La mise en scène de Cetin Incaç nous réserve aussi quelques moments d'anthologie comme pour introduire les flash-back racontant les traumatismes du héros. On connaît tous cet effet d'image qui se déforme et ondule pour introduire des événements passés; et bien là, faute de moyen, le technicien fait simplement bouger la caméra dans tous les sens en lui faisant faire des moulinets à vous donner la gerbe. Et puis le cinéma turc possède un sens du montage assez particulier entre l’épilepsie et l’ellipse donnant au film un tempo quasi surréaliste. Mais surtout le film est un formidable écrin taillé sur mesure à la gloire de son acteur Cünet Arkin qui chie la classe dans le registre du mâle viril et torturé. Et oui les amigos, si le personnage défonce un requin en carton avec un pieu en bois et tatane plus de vilains que dans un John Wick il cache aussi un bien lourd passé d'orphelin séparé de sa maman et de son chien. Et c'est ce regard triste de chiot perdu qui séduira immédiatement une gonzesse en maillot de bain sur la plage dès l’instant qu'elle va apercevoir sa silhouette viril sur le pont d'un bateau. Et puis Kemal c'est aussi de l’amitié viril comme lorsqu'il sauve un vieux compagnon et qu'il lui trifouille le trou de balle avec son gros couteau pour retirer le projectile ( En tout bien tout honneur bien sûr). Ah ces regards emprunt de masculinité brut que se lancent les deux compères , y-a quand même une légère tension gay friendly dans l'air marin.
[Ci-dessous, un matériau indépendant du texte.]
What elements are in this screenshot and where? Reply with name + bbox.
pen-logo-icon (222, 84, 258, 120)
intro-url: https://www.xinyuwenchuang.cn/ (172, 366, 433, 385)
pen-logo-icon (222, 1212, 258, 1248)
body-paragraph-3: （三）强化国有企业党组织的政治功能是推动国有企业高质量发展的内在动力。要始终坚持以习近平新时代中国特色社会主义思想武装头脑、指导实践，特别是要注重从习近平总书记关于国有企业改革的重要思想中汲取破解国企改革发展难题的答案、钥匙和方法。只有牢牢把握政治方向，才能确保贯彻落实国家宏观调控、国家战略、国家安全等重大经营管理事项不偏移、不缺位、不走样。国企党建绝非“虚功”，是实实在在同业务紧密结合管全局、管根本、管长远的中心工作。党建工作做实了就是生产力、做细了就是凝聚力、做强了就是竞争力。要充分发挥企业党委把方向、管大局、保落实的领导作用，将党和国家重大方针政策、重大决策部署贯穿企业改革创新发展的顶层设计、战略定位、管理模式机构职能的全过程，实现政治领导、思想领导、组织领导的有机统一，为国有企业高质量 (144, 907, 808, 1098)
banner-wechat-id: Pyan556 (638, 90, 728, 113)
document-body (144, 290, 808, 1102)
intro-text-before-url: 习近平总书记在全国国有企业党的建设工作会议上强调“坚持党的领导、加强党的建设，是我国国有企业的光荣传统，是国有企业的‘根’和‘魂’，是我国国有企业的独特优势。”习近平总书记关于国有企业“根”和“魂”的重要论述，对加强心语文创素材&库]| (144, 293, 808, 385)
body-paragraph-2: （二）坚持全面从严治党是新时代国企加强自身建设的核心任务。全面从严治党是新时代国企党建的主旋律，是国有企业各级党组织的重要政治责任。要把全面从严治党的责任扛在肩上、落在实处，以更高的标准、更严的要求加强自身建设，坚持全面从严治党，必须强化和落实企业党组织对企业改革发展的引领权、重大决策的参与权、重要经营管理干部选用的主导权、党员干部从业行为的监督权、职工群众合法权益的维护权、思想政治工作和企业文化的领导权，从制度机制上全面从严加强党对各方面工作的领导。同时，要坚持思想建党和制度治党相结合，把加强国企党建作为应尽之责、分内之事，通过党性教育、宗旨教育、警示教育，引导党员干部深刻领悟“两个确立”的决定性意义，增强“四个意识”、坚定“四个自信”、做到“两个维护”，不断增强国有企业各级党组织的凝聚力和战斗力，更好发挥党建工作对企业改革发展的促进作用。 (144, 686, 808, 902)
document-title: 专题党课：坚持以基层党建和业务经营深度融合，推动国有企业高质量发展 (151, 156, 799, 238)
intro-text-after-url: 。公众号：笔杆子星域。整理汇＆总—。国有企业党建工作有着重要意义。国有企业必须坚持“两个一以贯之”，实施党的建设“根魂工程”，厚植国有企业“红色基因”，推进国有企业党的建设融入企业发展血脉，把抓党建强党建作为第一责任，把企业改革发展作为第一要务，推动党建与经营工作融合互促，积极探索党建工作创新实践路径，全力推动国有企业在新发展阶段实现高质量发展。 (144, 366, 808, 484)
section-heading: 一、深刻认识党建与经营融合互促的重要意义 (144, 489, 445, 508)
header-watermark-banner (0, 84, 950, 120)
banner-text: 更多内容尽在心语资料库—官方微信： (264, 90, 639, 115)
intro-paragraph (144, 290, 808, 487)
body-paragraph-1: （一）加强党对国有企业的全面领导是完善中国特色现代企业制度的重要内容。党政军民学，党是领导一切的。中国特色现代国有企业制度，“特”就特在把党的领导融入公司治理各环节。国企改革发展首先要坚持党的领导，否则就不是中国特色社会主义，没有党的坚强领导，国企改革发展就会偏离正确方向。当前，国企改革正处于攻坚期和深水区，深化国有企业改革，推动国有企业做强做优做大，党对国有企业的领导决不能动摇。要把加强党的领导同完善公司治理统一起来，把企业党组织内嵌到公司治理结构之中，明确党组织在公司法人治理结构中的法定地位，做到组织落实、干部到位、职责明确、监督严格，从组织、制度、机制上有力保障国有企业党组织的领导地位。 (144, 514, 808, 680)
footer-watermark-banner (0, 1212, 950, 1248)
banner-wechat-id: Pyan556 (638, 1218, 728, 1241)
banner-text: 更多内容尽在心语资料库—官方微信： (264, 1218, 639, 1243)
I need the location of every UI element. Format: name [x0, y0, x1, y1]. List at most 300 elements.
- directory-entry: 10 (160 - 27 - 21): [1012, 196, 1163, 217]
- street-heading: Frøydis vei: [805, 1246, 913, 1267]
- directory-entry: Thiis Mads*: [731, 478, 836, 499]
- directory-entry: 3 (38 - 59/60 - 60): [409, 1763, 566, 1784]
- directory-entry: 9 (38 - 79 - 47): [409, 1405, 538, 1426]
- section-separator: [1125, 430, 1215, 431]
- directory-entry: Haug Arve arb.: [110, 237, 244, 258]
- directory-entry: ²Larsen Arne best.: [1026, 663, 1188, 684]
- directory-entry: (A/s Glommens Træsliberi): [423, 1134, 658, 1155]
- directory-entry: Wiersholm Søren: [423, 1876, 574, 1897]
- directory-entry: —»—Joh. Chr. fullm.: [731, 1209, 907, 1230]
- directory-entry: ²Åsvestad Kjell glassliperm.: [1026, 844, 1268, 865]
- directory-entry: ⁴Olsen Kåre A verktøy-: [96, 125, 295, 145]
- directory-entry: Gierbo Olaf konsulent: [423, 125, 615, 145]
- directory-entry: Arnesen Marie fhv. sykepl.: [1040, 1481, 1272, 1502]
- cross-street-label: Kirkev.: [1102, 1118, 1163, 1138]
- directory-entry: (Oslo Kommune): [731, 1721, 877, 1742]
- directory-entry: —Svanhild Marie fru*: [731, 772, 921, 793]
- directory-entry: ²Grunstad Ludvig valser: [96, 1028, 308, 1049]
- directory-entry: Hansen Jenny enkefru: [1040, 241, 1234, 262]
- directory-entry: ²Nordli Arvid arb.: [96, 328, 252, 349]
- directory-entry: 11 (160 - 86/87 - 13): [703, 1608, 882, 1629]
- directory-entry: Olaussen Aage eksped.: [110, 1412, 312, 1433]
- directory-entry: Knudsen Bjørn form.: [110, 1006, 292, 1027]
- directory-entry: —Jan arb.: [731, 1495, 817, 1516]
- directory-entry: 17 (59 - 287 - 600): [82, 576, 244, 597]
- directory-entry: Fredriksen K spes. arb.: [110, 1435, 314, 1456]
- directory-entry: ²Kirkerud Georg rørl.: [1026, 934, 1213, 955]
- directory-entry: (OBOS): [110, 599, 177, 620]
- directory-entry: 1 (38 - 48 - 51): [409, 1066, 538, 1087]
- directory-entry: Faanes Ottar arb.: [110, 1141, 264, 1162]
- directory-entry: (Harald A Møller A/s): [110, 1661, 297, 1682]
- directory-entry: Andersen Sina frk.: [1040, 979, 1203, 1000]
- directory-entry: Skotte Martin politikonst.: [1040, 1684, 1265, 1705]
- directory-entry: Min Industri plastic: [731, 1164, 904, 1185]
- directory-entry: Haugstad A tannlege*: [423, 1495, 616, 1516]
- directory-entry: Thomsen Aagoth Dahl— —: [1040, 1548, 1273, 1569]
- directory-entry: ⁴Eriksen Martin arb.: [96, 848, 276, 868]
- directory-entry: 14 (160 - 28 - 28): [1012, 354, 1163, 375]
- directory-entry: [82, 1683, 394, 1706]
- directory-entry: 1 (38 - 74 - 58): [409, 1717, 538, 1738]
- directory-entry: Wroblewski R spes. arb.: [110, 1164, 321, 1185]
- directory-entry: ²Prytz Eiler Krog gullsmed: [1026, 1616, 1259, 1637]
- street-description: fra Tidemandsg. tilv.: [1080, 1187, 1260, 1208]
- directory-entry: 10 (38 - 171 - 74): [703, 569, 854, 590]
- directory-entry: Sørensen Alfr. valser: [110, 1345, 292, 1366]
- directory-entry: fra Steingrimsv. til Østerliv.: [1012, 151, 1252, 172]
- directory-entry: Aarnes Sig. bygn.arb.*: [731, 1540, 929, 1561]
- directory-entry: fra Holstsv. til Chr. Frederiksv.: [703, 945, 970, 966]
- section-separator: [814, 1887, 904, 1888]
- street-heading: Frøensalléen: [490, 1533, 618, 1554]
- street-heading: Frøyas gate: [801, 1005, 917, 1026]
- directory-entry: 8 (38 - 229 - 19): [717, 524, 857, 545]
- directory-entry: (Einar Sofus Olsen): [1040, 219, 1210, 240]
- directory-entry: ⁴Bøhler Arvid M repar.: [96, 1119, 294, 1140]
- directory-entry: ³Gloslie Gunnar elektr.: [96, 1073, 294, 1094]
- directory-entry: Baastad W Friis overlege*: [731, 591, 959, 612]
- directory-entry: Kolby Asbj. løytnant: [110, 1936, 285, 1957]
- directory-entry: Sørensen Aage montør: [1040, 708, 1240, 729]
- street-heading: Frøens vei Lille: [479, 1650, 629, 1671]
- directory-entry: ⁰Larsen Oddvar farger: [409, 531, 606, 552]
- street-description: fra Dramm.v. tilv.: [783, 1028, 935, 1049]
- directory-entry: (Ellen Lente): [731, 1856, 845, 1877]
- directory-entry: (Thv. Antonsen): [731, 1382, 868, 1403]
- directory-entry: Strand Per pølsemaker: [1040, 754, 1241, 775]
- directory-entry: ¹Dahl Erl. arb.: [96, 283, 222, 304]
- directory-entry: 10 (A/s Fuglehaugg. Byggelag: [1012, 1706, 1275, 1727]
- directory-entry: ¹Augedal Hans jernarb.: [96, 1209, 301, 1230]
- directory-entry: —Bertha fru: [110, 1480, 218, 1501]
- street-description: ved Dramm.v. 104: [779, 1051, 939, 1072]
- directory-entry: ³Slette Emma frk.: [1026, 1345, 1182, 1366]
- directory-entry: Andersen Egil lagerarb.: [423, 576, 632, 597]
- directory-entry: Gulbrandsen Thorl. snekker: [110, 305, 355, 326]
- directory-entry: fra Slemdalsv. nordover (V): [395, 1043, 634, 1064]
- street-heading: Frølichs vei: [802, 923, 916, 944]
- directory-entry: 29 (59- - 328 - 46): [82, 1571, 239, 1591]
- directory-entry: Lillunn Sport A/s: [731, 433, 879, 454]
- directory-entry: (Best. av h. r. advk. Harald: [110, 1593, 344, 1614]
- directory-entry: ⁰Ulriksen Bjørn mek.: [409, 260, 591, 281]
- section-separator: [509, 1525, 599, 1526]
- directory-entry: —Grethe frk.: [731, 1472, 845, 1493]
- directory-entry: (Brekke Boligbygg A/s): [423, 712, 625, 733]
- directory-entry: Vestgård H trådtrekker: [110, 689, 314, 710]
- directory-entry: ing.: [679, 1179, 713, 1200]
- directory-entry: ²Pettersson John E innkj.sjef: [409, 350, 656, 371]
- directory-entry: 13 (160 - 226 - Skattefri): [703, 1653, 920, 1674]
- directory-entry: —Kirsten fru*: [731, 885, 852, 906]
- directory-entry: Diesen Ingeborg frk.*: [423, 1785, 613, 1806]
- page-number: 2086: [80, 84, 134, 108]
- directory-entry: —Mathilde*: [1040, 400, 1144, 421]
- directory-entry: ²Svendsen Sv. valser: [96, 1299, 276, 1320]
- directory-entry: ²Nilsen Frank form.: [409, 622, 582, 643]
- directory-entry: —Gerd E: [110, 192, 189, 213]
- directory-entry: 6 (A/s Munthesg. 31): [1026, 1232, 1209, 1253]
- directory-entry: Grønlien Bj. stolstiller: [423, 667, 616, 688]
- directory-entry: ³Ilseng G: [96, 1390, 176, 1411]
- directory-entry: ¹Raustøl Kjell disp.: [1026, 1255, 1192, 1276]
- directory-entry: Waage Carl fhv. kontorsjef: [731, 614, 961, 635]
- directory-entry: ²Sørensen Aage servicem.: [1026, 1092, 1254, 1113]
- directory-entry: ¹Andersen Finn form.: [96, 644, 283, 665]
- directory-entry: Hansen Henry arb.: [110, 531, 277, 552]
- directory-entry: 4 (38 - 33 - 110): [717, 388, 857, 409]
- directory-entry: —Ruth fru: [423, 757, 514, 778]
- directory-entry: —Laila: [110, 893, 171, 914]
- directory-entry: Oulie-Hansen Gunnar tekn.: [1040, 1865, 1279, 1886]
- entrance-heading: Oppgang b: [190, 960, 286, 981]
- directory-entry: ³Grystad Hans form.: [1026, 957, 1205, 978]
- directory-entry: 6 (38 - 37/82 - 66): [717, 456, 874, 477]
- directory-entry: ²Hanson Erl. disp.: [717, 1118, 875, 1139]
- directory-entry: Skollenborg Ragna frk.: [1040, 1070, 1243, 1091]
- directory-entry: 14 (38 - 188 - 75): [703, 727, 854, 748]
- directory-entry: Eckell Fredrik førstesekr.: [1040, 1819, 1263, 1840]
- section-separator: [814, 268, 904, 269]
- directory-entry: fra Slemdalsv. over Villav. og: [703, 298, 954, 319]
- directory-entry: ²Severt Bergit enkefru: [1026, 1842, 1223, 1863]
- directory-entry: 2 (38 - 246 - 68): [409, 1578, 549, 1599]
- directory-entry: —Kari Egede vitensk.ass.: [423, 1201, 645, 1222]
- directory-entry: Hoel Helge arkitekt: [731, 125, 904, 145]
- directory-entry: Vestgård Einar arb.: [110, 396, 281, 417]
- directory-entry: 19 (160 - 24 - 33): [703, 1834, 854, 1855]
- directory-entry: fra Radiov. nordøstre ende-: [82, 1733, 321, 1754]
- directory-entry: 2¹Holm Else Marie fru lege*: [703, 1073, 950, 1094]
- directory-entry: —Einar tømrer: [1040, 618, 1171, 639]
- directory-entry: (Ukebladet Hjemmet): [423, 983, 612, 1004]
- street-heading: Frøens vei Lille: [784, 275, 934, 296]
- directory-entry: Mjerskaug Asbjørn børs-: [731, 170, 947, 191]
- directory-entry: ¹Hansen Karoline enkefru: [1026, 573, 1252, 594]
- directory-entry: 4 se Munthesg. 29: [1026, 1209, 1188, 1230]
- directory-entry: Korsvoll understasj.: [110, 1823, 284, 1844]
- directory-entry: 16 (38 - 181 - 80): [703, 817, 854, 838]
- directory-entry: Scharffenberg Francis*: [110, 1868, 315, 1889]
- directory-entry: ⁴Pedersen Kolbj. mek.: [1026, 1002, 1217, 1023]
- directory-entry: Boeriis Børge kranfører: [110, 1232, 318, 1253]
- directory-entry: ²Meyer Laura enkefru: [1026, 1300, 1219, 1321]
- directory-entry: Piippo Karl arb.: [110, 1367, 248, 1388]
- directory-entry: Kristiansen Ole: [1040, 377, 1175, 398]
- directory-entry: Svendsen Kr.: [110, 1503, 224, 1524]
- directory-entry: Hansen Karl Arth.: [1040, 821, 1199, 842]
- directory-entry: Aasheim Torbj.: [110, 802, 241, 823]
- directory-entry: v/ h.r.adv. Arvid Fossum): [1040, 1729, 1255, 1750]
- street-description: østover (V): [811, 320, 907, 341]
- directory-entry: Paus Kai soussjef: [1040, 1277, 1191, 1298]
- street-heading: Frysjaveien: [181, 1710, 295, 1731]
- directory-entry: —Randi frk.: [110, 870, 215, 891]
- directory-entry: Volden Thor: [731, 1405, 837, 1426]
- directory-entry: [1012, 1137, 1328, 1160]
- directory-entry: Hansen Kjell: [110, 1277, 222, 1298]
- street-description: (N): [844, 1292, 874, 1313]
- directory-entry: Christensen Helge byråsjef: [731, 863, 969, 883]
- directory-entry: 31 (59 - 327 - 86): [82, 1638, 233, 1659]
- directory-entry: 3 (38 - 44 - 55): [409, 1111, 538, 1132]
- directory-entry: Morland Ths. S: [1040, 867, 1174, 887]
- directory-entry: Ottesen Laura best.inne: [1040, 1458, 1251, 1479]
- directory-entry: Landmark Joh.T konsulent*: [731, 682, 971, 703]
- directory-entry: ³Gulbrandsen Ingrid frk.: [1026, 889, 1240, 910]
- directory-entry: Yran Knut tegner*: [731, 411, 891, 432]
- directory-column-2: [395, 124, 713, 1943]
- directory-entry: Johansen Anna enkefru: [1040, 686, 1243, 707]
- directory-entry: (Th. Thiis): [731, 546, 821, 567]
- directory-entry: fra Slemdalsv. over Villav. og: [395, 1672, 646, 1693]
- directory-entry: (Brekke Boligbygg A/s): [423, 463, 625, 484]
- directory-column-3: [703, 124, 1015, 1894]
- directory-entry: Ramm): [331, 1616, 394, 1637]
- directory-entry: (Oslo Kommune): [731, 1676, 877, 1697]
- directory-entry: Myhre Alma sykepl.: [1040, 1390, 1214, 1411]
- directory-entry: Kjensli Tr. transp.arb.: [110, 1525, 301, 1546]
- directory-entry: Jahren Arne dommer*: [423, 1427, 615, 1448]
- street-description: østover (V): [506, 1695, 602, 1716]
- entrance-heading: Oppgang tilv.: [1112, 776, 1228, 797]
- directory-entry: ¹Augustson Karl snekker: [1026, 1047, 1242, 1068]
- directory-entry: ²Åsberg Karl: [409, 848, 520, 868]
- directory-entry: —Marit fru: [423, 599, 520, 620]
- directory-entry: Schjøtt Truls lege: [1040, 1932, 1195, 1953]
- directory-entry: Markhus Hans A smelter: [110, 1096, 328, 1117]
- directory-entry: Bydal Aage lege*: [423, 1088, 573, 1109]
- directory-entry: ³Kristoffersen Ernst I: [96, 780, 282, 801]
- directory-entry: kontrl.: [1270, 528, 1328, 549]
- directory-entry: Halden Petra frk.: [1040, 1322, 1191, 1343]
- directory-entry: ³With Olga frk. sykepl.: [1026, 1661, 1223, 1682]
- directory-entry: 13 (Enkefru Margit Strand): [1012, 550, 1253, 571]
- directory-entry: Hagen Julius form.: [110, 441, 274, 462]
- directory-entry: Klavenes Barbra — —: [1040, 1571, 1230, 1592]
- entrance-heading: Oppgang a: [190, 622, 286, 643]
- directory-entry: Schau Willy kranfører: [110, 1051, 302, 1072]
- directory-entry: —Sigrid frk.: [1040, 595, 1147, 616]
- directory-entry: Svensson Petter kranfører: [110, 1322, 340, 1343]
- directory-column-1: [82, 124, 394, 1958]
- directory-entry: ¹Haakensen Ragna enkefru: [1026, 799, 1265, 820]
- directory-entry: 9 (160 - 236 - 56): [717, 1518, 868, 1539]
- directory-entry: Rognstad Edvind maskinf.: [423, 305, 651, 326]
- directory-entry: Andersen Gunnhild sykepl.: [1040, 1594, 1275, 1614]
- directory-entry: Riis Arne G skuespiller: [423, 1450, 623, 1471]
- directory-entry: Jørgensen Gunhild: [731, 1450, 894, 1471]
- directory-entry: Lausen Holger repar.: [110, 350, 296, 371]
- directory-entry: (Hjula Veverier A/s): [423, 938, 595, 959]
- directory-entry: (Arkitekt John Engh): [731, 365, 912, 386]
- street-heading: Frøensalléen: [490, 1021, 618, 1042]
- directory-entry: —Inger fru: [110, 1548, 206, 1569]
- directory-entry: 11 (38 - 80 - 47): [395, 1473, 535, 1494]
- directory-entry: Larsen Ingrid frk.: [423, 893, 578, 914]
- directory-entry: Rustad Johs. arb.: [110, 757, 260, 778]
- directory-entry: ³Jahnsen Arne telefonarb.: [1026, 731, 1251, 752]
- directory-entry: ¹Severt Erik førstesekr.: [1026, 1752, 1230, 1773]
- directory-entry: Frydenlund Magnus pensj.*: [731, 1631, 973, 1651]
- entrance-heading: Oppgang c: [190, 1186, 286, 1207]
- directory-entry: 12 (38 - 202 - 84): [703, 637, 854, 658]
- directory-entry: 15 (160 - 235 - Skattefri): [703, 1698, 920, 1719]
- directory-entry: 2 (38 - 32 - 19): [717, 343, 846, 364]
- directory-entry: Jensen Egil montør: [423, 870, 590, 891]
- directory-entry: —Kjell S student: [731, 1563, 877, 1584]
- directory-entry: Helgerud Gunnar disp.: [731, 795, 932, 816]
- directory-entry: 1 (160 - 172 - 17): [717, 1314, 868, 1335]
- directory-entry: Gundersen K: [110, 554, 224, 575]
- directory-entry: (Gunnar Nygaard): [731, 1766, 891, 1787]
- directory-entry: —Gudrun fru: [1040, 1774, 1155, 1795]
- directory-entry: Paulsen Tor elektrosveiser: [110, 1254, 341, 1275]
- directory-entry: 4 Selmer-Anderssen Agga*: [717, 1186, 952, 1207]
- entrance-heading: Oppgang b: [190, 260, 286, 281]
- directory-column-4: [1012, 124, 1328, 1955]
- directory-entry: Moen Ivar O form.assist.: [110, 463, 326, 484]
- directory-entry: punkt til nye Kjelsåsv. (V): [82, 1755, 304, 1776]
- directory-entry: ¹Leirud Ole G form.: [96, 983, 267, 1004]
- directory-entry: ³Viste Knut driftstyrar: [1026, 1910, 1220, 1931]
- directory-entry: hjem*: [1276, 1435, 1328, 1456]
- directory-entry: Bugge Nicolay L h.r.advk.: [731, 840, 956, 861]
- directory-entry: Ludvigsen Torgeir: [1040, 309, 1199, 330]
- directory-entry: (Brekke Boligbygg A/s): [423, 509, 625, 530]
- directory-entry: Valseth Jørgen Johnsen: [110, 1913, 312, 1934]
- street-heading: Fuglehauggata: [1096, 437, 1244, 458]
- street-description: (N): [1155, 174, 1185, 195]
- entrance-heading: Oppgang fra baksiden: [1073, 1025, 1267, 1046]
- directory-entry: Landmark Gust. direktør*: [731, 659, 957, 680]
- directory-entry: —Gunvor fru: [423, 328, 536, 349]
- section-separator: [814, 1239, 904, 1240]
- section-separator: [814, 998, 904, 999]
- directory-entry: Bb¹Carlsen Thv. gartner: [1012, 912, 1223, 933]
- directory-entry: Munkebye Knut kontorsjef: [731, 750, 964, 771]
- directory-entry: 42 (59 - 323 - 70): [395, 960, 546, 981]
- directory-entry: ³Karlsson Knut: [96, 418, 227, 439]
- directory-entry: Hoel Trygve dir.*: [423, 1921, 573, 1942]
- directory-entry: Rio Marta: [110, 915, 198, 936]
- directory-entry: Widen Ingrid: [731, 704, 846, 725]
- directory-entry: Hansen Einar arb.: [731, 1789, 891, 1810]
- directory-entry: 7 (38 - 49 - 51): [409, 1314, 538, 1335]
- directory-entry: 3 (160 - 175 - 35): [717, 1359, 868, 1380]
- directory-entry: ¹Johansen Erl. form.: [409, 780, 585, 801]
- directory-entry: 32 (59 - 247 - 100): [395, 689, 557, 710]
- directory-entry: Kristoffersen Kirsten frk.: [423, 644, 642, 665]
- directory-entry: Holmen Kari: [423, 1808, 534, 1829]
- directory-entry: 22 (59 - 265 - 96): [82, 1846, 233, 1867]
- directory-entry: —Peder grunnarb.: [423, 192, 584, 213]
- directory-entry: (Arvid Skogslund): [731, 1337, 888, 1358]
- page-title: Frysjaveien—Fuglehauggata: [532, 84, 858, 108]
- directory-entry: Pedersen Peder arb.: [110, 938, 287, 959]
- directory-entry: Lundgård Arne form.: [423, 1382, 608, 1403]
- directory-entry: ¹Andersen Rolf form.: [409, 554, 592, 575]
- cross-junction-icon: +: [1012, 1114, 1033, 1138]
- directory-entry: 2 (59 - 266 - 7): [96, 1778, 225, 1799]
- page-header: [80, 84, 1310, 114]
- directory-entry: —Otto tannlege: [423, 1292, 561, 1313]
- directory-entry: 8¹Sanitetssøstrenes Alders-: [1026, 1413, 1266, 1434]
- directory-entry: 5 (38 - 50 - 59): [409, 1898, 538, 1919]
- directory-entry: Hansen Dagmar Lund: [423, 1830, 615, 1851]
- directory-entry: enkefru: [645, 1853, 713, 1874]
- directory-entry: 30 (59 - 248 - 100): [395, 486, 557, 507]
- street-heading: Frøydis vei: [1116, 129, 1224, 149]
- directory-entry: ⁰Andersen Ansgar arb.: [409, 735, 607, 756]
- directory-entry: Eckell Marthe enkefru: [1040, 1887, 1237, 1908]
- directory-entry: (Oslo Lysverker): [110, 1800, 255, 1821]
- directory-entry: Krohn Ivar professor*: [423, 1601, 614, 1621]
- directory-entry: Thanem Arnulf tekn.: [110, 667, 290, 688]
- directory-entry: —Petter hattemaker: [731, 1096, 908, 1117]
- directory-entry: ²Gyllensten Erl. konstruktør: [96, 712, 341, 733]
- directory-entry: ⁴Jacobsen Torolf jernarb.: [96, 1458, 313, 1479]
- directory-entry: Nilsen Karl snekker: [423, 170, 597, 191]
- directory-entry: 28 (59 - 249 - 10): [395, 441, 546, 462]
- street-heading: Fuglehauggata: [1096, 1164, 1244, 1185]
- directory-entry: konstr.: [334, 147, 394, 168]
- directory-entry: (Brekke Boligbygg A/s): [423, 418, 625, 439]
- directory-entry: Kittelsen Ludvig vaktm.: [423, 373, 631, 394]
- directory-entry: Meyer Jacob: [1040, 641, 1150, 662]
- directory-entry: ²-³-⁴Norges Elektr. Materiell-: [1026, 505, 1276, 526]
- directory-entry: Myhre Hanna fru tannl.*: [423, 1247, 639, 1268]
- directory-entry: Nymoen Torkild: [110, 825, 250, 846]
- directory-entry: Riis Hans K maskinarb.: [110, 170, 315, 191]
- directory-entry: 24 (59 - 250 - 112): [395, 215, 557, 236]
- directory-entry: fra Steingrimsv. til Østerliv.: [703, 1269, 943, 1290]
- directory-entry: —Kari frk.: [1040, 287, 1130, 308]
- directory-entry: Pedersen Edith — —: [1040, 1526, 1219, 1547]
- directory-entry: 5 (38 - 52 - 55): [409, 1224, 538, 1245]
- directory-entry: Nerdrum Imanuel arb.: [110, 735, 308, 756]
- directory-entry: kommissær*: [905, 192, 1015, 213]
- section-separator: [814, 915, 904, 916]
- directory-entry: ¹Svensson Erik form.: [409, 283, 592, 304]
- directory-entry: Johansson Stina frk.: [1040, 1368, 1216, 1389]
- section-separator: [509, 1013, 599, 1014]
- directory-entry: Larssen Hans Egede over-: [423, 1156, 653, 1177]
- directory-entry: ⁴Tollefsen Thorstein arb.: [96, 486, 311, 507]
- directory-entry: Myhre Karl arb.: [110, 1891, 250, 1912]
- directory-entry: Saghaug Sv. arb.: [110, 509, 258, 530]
Et puis bien sûr qui dit production turque de cet acabit, dit forcément bande originale aux allures de blind test géant. On reconnaîtra notamment ici l'utilisation cyclique et hilarante de l'introduction de Eyes Of The tiger qui revient en boucle, quelques morceaux des Dents de la Mer (Forcément), le Whole Lotta love de Led Zep mais également des morceaux de Rambo, Le Clan des siciliens, Psychose, Cosmos 1999 et même Bilitis pour les envolées romantiques du film… Un gros patchwork balancé bien sûr comme toujours sans la moindre autorisation des compositeurs et ayants droits.
Bon, Turkish Jaws est très décevant niveau requin mais assez jubilatoire niveau action et portawak. Taillé sur mesure à la gloire viril excessive de son acteur , le film verse forcément très vite dans la parodie involontaire tant la glorification de sa star est ridicule et donc hilarante. Kung-Fu homérique, requin en carton, virilité moustachu, montage hystérique, héros taciturne, bimbo en bikini et mélodrame sont au programme de Turkish Jaws, soit un copieux petit menu nanar.